6 Verbal Group Communication Skills Needed to Lead

You can’t lead if you can’t communicate. And while all the 12 primary verbal communication skills are essential, these six leadership skills are necessary if you wish to influence in group settings.


6 Types of Group Communications Skills Needed For Effective Leadership

This list does not contain the interpersonal communication skills. But these six are especially useful skills that increase our ability to lead effectively. The are:

  • Cultural Communication
  • Facilitation skills
  • Organizational information flows
  • Feedback
  • Persuasion
  • Public Speaking (Live and Video)

Learn Leadership Communication Skills


Six Communication Skills Leaders Need

Without the right communication skills, complex leadership styles. or success models such as John Wooden’s Pyramid are impossible.

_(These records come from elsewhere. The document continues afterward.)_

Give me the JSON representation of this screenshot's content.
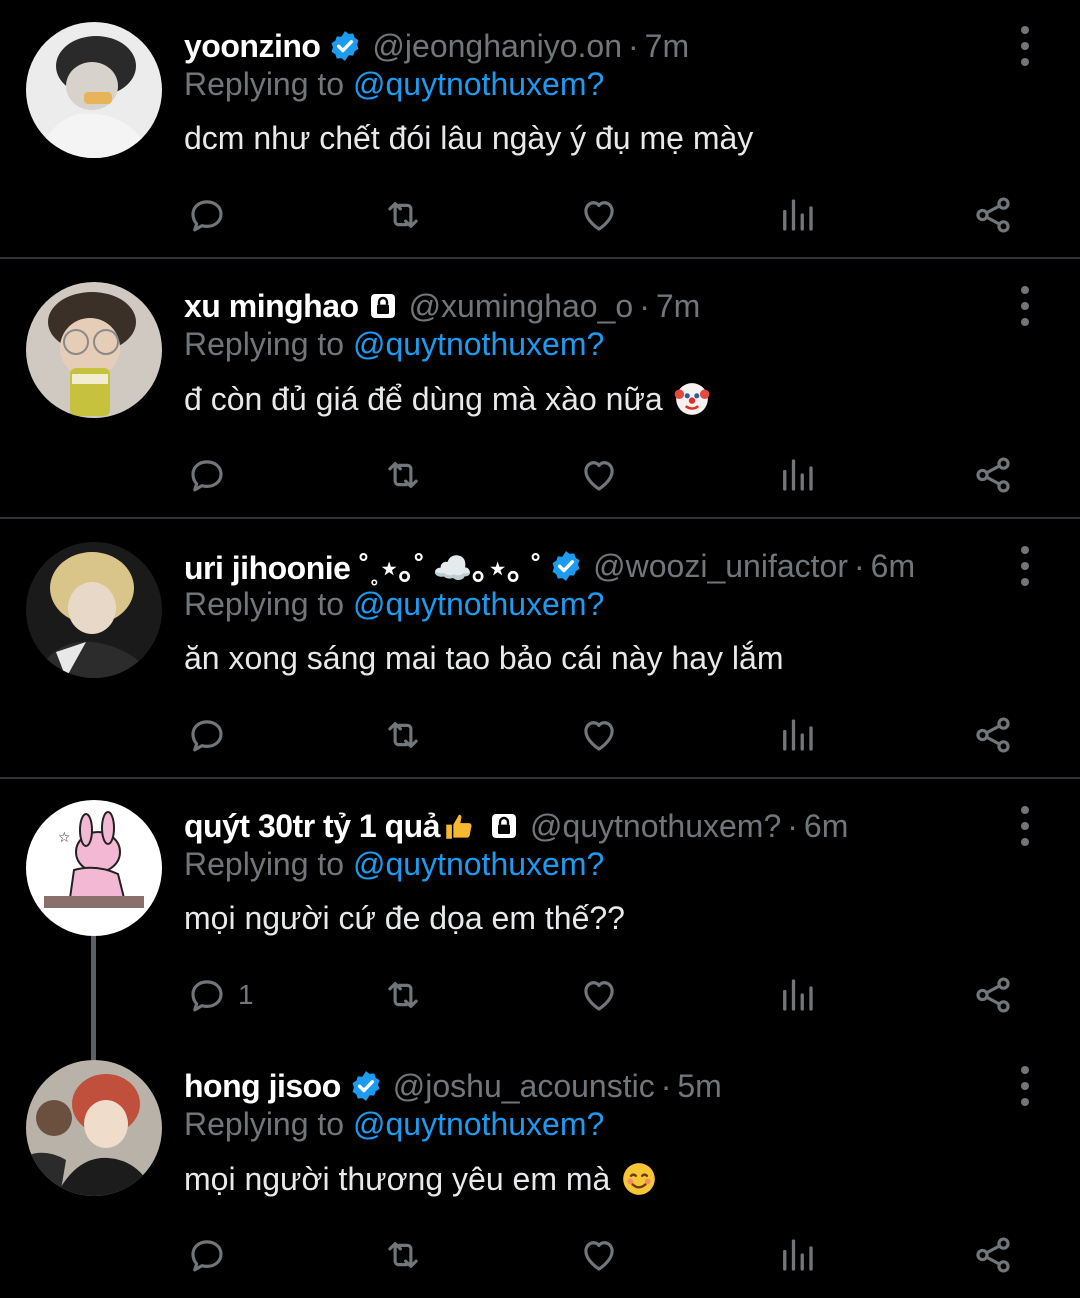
{
  "colors": {
    "background": "#000000",
    "divider": "#2f3336",
    "muted": "#71767b",
    "mention": "#1d9bf0",
    "verified": "#1d9bf0",
    "text": "#e7e9ea"
  },
  "replying_prefix": "Replying to",
  "replies": [
    {
      "name": "yoonzino",
      "badge": "verified-badge-icon",
      "handle": "@jeonghaniyo.on",
      "time": "7m",
      "replying_to": "@quytnothuxem?",
      "text": "dcm như chết đói lâu ngày ý đụ mẹ mày",
      "emoji": "",
      "reply_count": ""
    },
    {
      "name": "xu minghao",
      "badge": "lock-icon",
      "handle": "@xuminghao_o",
      "time": "7m",
      "replying_to": "@quytnothuxem?",
      "text": "đ còn đủ giá để dùng mà xào nữa",
      "emoji": "clown-face-icon",
      "reply_count": ""
    },
    {
      "name": "uri jihoonie ˚˳⋆｡˚ ☁️｡⋆｡ ˚",
      "badge": "verified-badge-icon",
      "handle": "@woozi_unifactor",
      "time": "6m",
      "replying_to": "@quytnothuxem?",
      "text": "ăn xong sáng mai tao bảo cái này hay lắm",
      "emoji": "",
      "reply_count": ""
    },
    {
      "name": "quýt 30tr tỷ 1 quả",
      "badge": "thumbs-up-and-lock-icon",
      "handle": "@quytnothuxem?",
      "time": "6m",
      "replying_to": "@quytnothuxem?",
      "text": "mọi người cứ đe dọa em thế??",
      "emoji": "",
      "reply_count": "1"
    },
    {
      "name": "hong jisoo",
      "badge": "verified-badge-icon",
      "handle": "@joshu_acounstic",
      "time": "5m",
      "replying_to": "@quytnothuxem?",
      "text": "mọi người thương yêu em mà",
      "emoji": "smiling-face-icon",
      "reply_count": ""
    }
  ]
}
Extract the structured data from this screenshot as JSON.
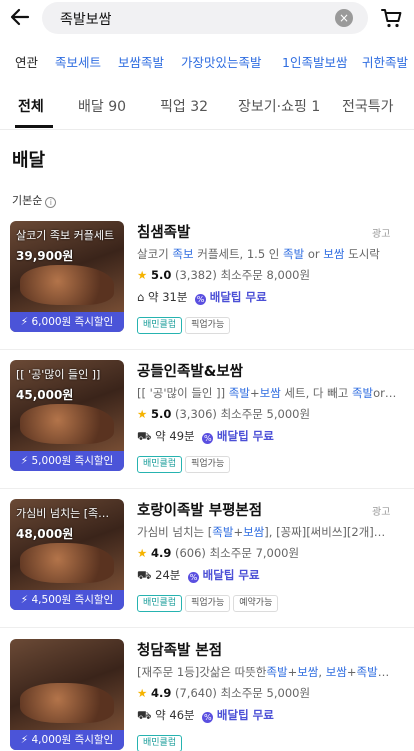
{
  "search": {
    "query": "족발보쌈",
    "clear_glyph": "×"
  },
  "icons": {
    "back": "arrow-left-icon",
    "clear": "clear-icon",
    "cart": "cart-icon"
  },
  "related": {
    "label": "연관",
    "keywords": [
      "족보세트",
      "보쌈족발",
      "가장맛있는족발",
      "1인족발보쌈",
      "귀한족발"
    ]
  },
  "tabs": [
    {
      "label": "전체",
      "count": ""
    },
    {
      "label": "배달",
      "count": "90"
    },
    {
      "label": "픽업",
      "count": "32"
    },
    {
      "label": "장보기·쇼핑",
      "count": "1"
    },
    {
      "label": "전국특가",
      "count": ""
    }
  ],
  "section": {
    "title": "배달",
    "sort_label": "기본순",
    "info_glyph": "i"
  },
  "colors": {
    "accent": "#2f6de0",
    "discount": "#4b54d8",
    "tip": "#4b4fd6",
    "star": "#f5b300"
  },
  "stores": [
    {
      "name": "침샘족발",
      "ad": "광고",
      "thumb_caption": "살코기 족보 커플세트",
      "thumb_price": "39,900원",
      "discount": "6,000원 즉시할인",
      "desc_parts": [
        "살코기 ",
        "족보",
        " 커플세트, 1.5 인 ",
        "족발",
        " or ",
        "보쌈",
        " 도시락"
      ],
      "rating": "5.0",
      "reviews": "(3,382)",
      "min_order_label": "최소주문",
      "min_order": "8,000원",
      "eta_prefix": "약",
      "eta": "31분",
      "tip_label": "배달팁 무료",
      "badges": [
        "배민클럽",
        "픽업가능"
      ]
    },
    {
      "name": "공들인족발&보쌈",
      "ad": "",
      "thumb_caption": "[[ '공'많이 들인 ]]",
      "thumb_price": "45,000원",
      "discount": "5,000원 즉시할인",
      "desc_parts": [
        "[[ '공'많이 들인 ]] ",
        "족발",
        "+",
        "보쌈",
        " 세트, 다 빼고 ",
        "족발",
        "or…"
      ],
      "rating": "5.0",
      "reviews": "(3,306)",
      "min_order_label": "최소주문",
      "min_order": "5,000원",
      "eta_prefix": "약",
      "eta": "49분",
      "tip_label": "배달팁 무료",
      "badges": [
        "배민클럽",
        "픽업가능"
      ]
    },
    {
      "name": "호랑이족발 부평본점",
      "ad": "광고",
      "thumb_caption": "가심비 넘치는 [족…",
      "thumb_price": "48,000원",
      "discount": "4,500원 즉시할인",
      "desc_parts": [
        "가심비 넘치는 [",
        "족발",
        "+",
        "보쌈",
        "], [꽁짜][써비쓰][2개]…"
      ],
      "rating": "4.9",
      "reviews": "(606)",
      "min_order_label": "최소주문",
      "min_order": "7,000원",
      "eta_prefix": "",
      "eta": "24분",
      "tip_label": "배달팁 무료",
      "badges": [
        "배민클럽",
        "픽업가능",
        "예약가능"
      ]
    },
    {
      "name": "청담족발 본점",
      "ad": "",
      "thumb_caption": "",
      "thumb_price": "",
      "discount": "4,000원 즉시할인",
      "desc_parts": [
        "[재주문 1등]갓삶은 따뜻한",
        "족발",
        "+",
        "보쌈",
        ", ",
        "보쌈",
        "+",
        "족발",
        "…"
      ],
      "rating": "4.9",
      "reviews": "(7,640)",
      "min_order_label": "최소주문",
      "min_order": "5,000원",
      "eta_prefix": "약",
      "eta": "46분",
      "tip_label": "배달팁 무료",
      "badges": [
        "배민클럽"
      ]
    }
  ]
}
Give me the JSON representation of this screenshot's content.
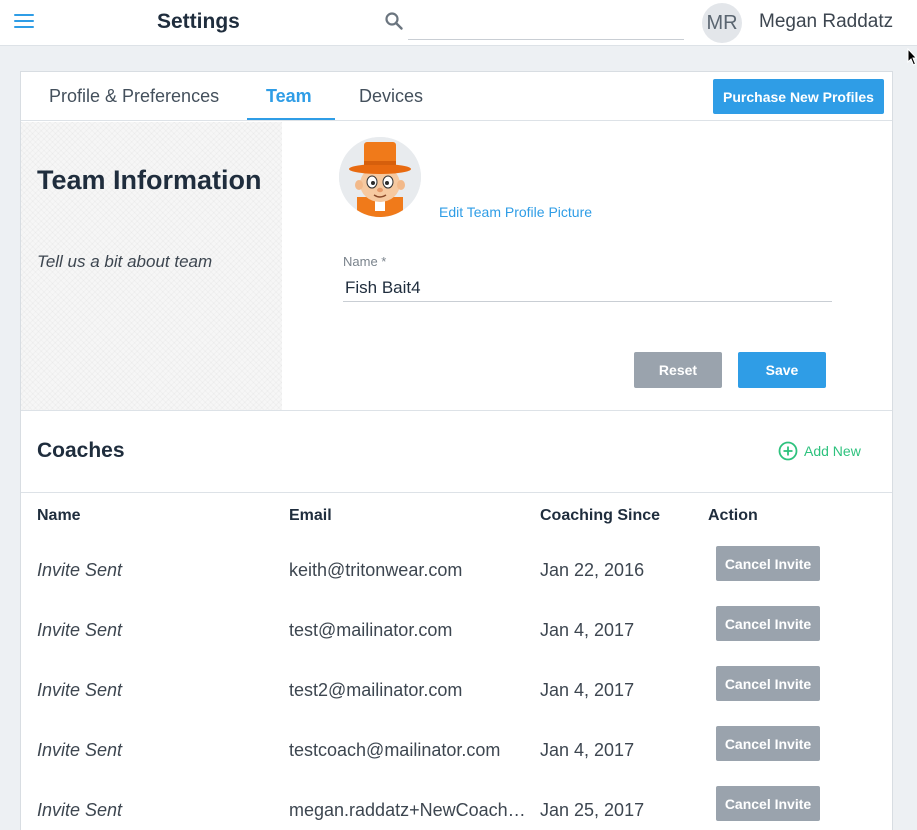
{
  "header": {
    "title": "Settings",
    "search_placeholder": "",
    "user_initials": "MR",
    "user_name": "Megan Raddatz"
  },
  "tabs": [
    {
      "label": "Profile & Preferences",
      "active": false
    },
    {
      "label": "Team",
      "active": true
    },
    {
      "label": "Devices",
      "active": false
    }
  ],
  "purchase_label": "Purchase New Profiles",
  "team_info": {
    "title": "Team Information",
    "subtitle": "Tell us a bit about team",
    "edit_picture_label": "Edit Team Profile Picture",
    "name_label": "Name *",
    "name_value": "Fish Bait4",
    "reset_label": "Reset",
    "save_label": "Save"
  },
  "coaches": {
    "title": "Coaches",
    "add_new_label": "Add New",
    "columns": [
      "Name",
      "Email",
      "Coaching Since",
      "Action"
    ],
    "rows": [
      {
        "name": "Invite Sent",
        "email": "keith@tritonwear.com",
        "since": "Jan 22, 2016",
        "action": "Cancel Invite"
      },
      {
        "name": "Invite Sent",
        "email": "test@mailinator.com",
        "since": "Jan 4, 2017",
        "action": "Cancel Invite"
      },
      {
        "name": "Invite Sent",
        "email": "test2@mailinator.com",
        "since": "Jan 4, 2017",
        "action": "Cancel Invite"
      },
      {
        "name": "Invite Sent",
        "email": "testcoach@mailinator.com",
        "since": "Jan 4, 2017",
        "action": "Cancel Invite"
      },
      {
        "name": "Invite Sent",
        "email": "megan.raddatz+NewCoach@...",
        "since": "Jan 25, 2017",
        "action": "Cancel Invite"
      }
    ]
  },
  "colors": {
    "accent": "#2f9de6",
    "add_new": "#2ec27e",
    "muted_button": "#9aa3ad"
  }
}
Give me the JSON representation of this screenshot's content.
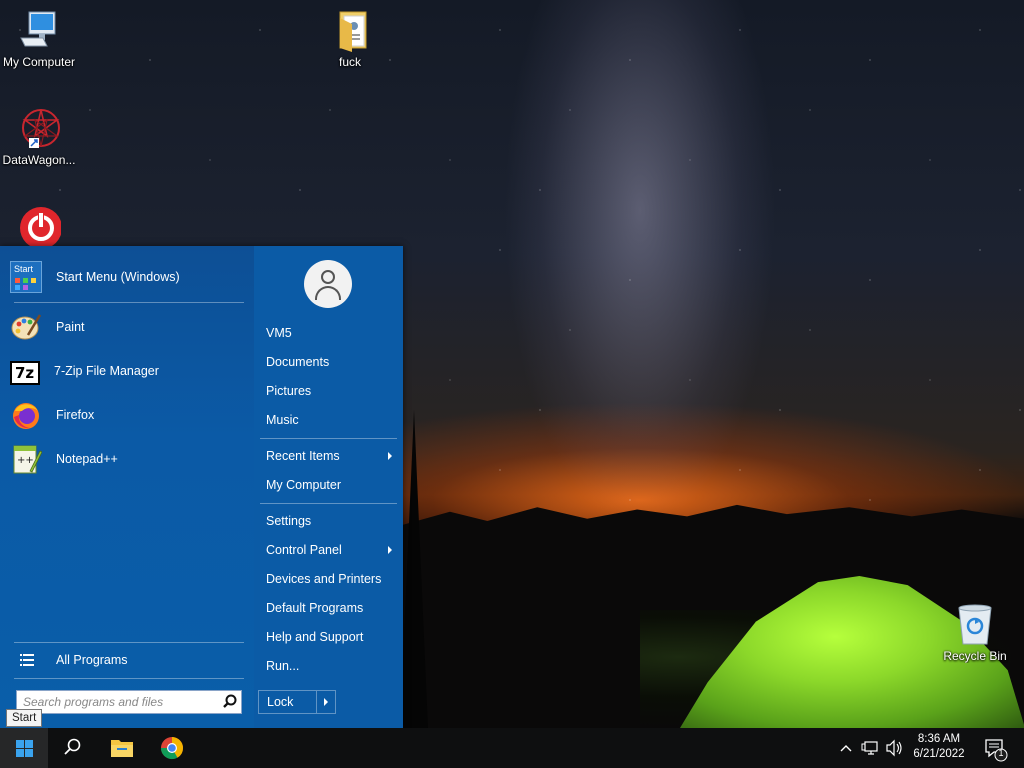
{
  "desktop": {
    "icons": [
      {
        "label": "My Computer"
      },
      {
        "label": "DataWagon..."
      },
      {
        "label": "fuck"
      },
      {
        "label": "Recycle Bin"
      }
    ]
  },
  "start_menu": {
    "pinned": {
      "label": "Start Menu (Windows)",
      "icon_text": "Start"
    },
    "programs": [
      {
        "label": "Paint",
        "icon": "paint-icon"
      },
      {
        "label": "7-Zip File Manager",
        "icon": "7zip-icon",
        "icon_text": "7z"
      },
      {
        "label": "Firefox",
        "icon": "firefox-icon"
      },
      {
        "label": "Notepad++",
        "icon": "notepadpp-icon"
      }
    ],
    "all_programs": "All Programs",
    "search": {
      "placeholder": "Search programs and files",
      "value": ""
    },
    "user": {
      "name": "VM5"
    },
    "right_items": [
      {
        "label": "Documents"
      },
      {
        "label": "Pictures"
      },
      {
        "label": "Music"
      },
      {
        "label": "Recent Items",
        "has_submenu": true
      },
      {
        "label": "My Computer"
      },
      {
        "label": "Settings"
      },
      {
        "label": "Control Panel",
        "has_submenu": true
      },
      {
        "label": "Devices and Printers"
      },
      {
        "label": "Default Programs"
      },
      {
        "label": "Help and Support"
      },
      {
        "label": "Run..."
      }
    ],
    "lock": "Lock"
  },
  "tooltip": "Start",
  "taskbar": {
    "clock_time": "8:36 AM",
    "clock_date": "6/21/2022",
    "notification_count": "1",
    "pinned": [
      "search-icon",
      "file-explorer-icon",
      "chrome-icon"
    ]
  },
  "colors": {
    "menu_blue": "#0b57a0",
    "taskbar": "#0e0f10",
    "accent": "#3aa3ee"
  }
}
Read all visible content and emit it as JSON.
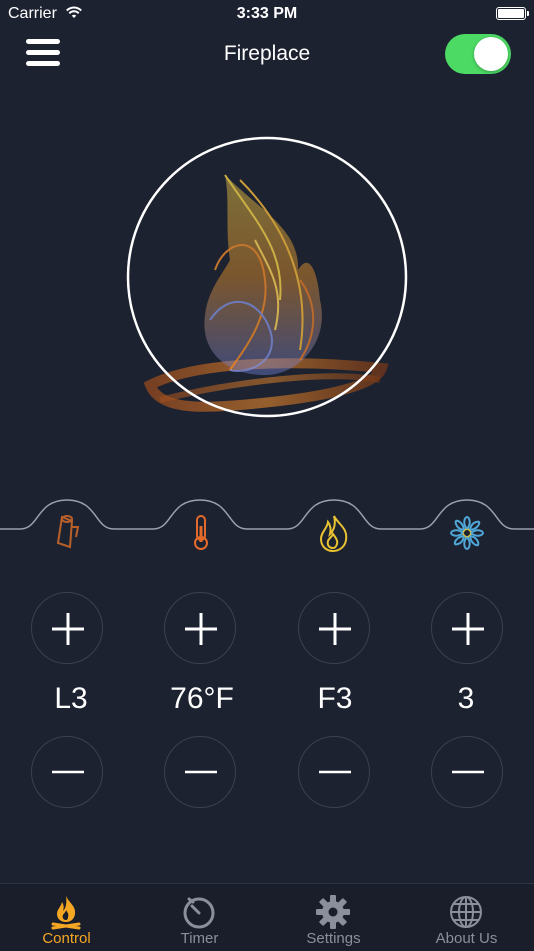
{
  "status_bar": {
    "carrier": "Carrier",
    "time": "3:33 PM"
  },
  "header": {
    "title": "Fireplace",
    "power_on": true
  },
  "controls": [
    {
      "icon": "log-icon",
      "value": "L3"
    },
    {
      "icon": "thermometer-icon",
      "value": "76°F"
    },
    {
      "icon": "flame-icon",
      "value": "F3"
    },
    {
      "icon": "fan-icon",
      "value": "3"
    }
  ],
  "tabs": [
    {
      "label": "Control",
      "icon": "campfire-icon",
      "active": true
    },
    {
      "label": "Timer",
      "icon": "timer-icon",
      "active": false
    },
    {
      "label": "Settings",
      "icon": "gear-icon",
      "active": false
    },
    {
      "label": "About Us",
      "icon": "globe-icon",
      "active": false
    }
  ],
  "colors": {
    "background": "#1d2230",
    "toggle_on": "#4cd964",
    "accent": "#f5a623",
    "inactive": "#8a8f9b"
  }
}
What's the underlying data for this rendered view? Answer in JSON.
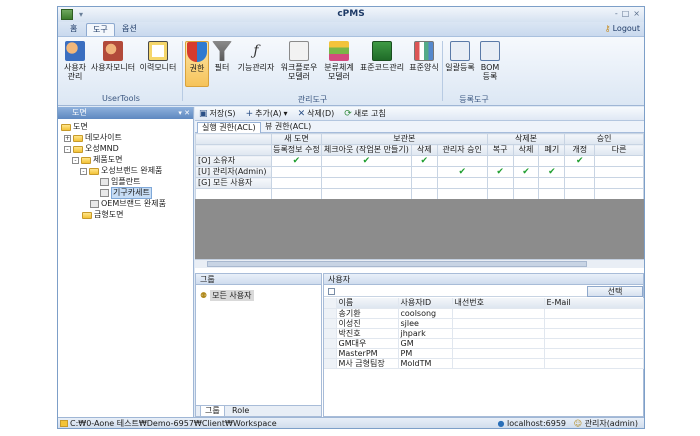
{
  "window": {
    "title": "cPMS",
    "controls": [
      "-",
      "□",
      "×"
    ]
  },
  "menu": {
    "tabs": [
      {
        "label": "홈"
      },
      {
        "label": "도구"
      },
      {
        "label": "옵션"
      }
    ],
    "active_tab": "도구",
    "logout": "Logout"
  },
  "ribbon": {
    "groups": [
      {
        "label": "UserTools",
        "buttons": [
          {
            "label": "사용자\n관리"
          },
          {
            "label": "사용자모니터"
          },
          {
            "label": "이력모니터"
          }
        ]
      },
      {
        "label": "관리도구",
        "buttons": [
          {
            "label": "권한"
          },
          {
            "label": "필터"
          },
          {
            "label": "기능관리자"
          },
          {
            "label": "워크플로우\n모델러"
          },
          {
            "label": "분류체계\n모델러"
          },
          {
            "label": "표준코드관리"
          },
          {
            "label": "표준양식"
          }
        ]
      },
      {
        "label": "등록도구",
        "buttons": [
          {
            "label": "일괄등록"
          },
          {
            "label": "BOM\n등록"
          }
        ]
      }
    ]
  },
  "tree": {
    "title": "도면",
    "items": [
      {
        "label": "도면",
        "toggle": ""
      },
      {
        "label": "데모사이트",
        "toggle": "+"
      },
      {
        "label": "오성MND",
        "toggle": "-"
      },
      {
        "label": "제품도면",
        "toggle": "-"
      },
      {
        "label": "오성브랜드 완제품",
        "toggle": "-"
      },
      {
        "label": "임플란트",
        "toggle": ""
      },
      {
        "label": "기구카세트",
        "toggle": ""
      },
      {
        "label": "OEM브랜드 완제품",
        "toggle": ""
      },
      {
        "label": "금형도면",
        "toggle": ""
      }
    ]
  },
  "toolbar": {
    "save": "저장(S)",
    "add": "추가(A)",
    "delete": "삭제(D)",
    "refresh": "새로 고침"
  },
  "subtabs": [
    {
      "label": "실행 권한(ACL)"
    },
    {
      "label": "뷰 권한(ACL)"
    }
  ],
  "acl_grid": {
    "group_headers": [
      {
        "label": "새 도면"
      },
      {
        "label": "보관본"
      },
      {
        "label": "삭제본"
      },
      {
        "label": "승인"
      }
    ],
    "columns": [
      "등록정보 수정",
      "체크아웃 (작업본 만들기)",
      "삭제",
      "관리자 승인",
      "복구",
      "삭제",
      "폐기",
      "개정",
      "다른"
    ],
    "rows": [
      {
        "label": "[O] 소유자",
        "checks": [
          true,
          true,
          true,
          false,
          false,
          false,
          false,
          true,
          false
        ]
      },
      {
        "label": "[U] 관리자(Admin)",
        "checks": [
          false,
          false,
          false,
          true,
          true,
          true,
          true,
          false,
          false
        ]
      },
      {
        "label": "[G] 모든 사용자",
        "checks": [
          false,
          false,
          false,
          false,
          false,
          false,
          false,
          false,
          false
        ]
      }
    ]
  },
  "groups_pane": {
    "title": "그룹",
    "items": [
      {
        "label": "모든 사용자"
      }
    ],
    "tabs": [
      {
        "label": "그룹"
      },
      {
        "label": "Role"
      }
    ]
  },
  "users_pane": {
    "title": "사용자",
    "select_button": "선택",
    "columns": [
      "이름",
      "사용자ID",
      "내선번호",
      "E-Mail"
    ],
    "rows": [
      {
        "name": "송기환",
        "id": "coolsong",
        "ext": "",
        "email": ""
      },
      {
        "name": "이성진",
        "id": "sjlee",
        "ext": "",
        "email": ""
      },
      {
        "name": "박진호",
        "id": "jhpark",
        "ext": "",
        "email": ""
      },
      {
        "name": "GM대우",
        "id": "GM",
        "ext": "",
        "email": ""
      },
      {
        "name": "MasterPM",
        "id": "PM",
        "ext": "",
        "email": ""
      },
      {
        "name": "M사 금형팀장",
        "id": "MoldTM",
        "ext": "",
        "email": ""
      }
    ]
  },
  "status": {
    "path": "C:₩0-Aone 테스트₩Demo-6957₩Client₩Workspace",
    "host": "localhost:6959",
    "user": "관리자(admin)"
  }
}
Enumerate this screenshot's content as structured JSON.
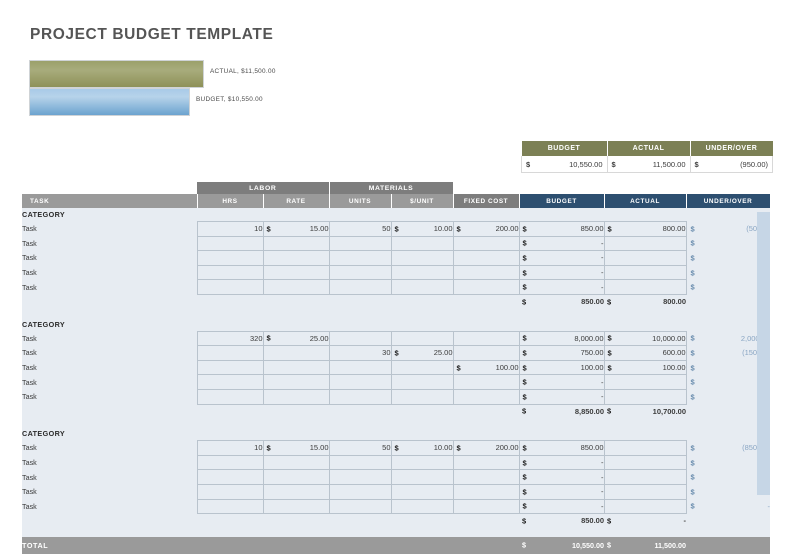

1. Organizational Communication

“Communication works for those who work at it.” — John Powell

“The first function of an executive is to develop and maintain a system of communication.” — Chester Bernard, 1886-1961 President, USO: The Functions of the Executive (Harvard, 1938

This diagram presents the classic model of how information flows through bureaucratic organizations.
Image by Murray Johannsen. This diagram presents the classic model of how information flows through hierarchical organizations.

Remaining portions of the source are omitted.